Şimdi.. okur okumaz aklıma ilk gelen şeylerden birisi, bu şiirin inşallah gerçekleri yansıtmıyor oluşudur. Yani, yazan [*] kişinin gerçekten dargın olmadığını umuyor oluşum bir yana, daha da önemlisi, umarım yazar hayattadır.
Bunu ummak için, gerçekçi bulabileceğiniz, sebeplerim var: Şiiri yazabilmiş olması bile hayatta olduğuna işrettir. İnşallah hala daha da öyledir.
Bu da, işte, şiir yazmanın zorluklarından, talihsizliklerinden birine iyi bir örnektir. Tariflediğiniz hâl her ne ise, onu yazmak için o hâlde bulunmuyor olmanız zorunludur. Daha da ötesi, okuyan kişi sizin yazdıklarınıza değil de alâkasız şeylere de takmış olabilir..
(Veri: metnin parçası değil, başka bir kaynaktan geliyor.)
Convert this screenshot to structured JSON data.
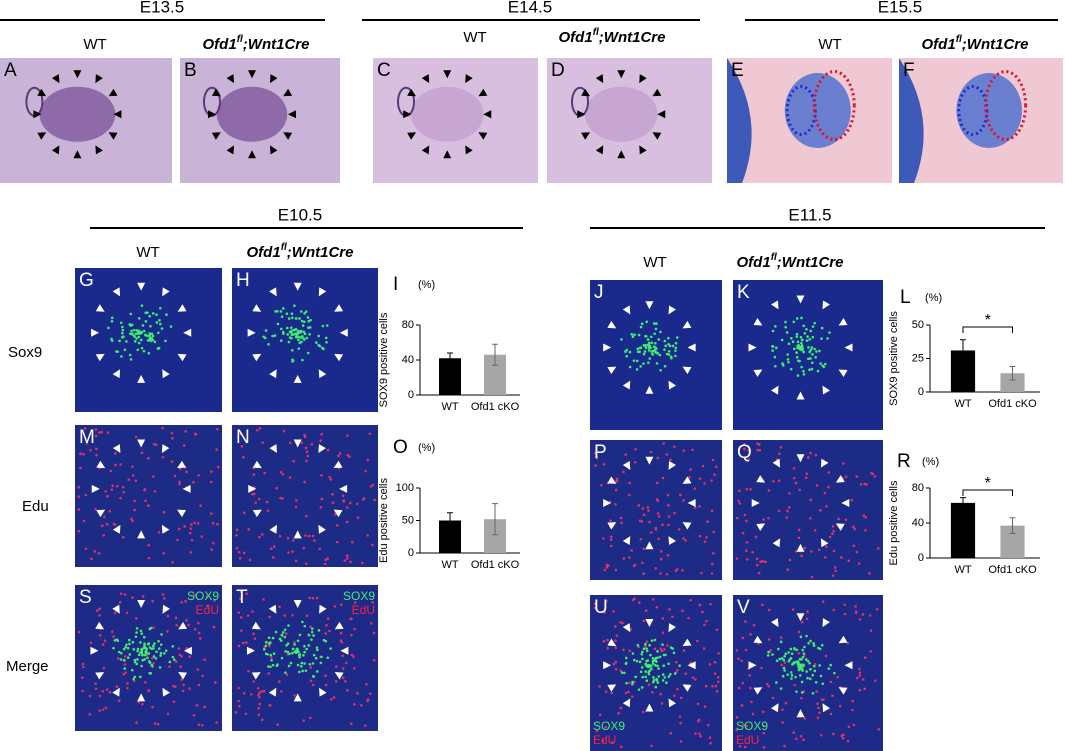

Dargınlık hakkında yazacaksanız, dargın olduğunuz kişiye yazmanızın anlamı yoktur. İntihar filan gibi dramatik şeylerle dramatize edecek, 'süsleyecek'seniz, bu da mümkün değildir. Kısacası, hayal ürünü bir şey yazıyıorsunuz --duygu ürünü değil, '-mış gibi yaparak' bir senaryoyu dile getiriyorsunuz.
Buraya kadar sorun yok. Sorun, bence, şiirleri (şiirimsileri) lüzumundan daha ciddiye alanlarda.
İşte, ben, şairlere (şairimsilere) merhamet etmek gerekir dediğim zaman, şiirleri (şiirimsileri) lüzumundan daha ciddiye alanları kastederek söylüyorum.
Lüzumundan fazla ciddiye almak da bir tür zulmdür çünkü.
[*: 'şair' değil de 'yazan' deyişimin sebebi 'şiir' olduğunu düşünmeyişim değil; kaleme alanın kendisine nasıl hitap etmemizi isteyeceğini bilmediğim için, daha genel olan 'yazar' kelimesini seçtim.]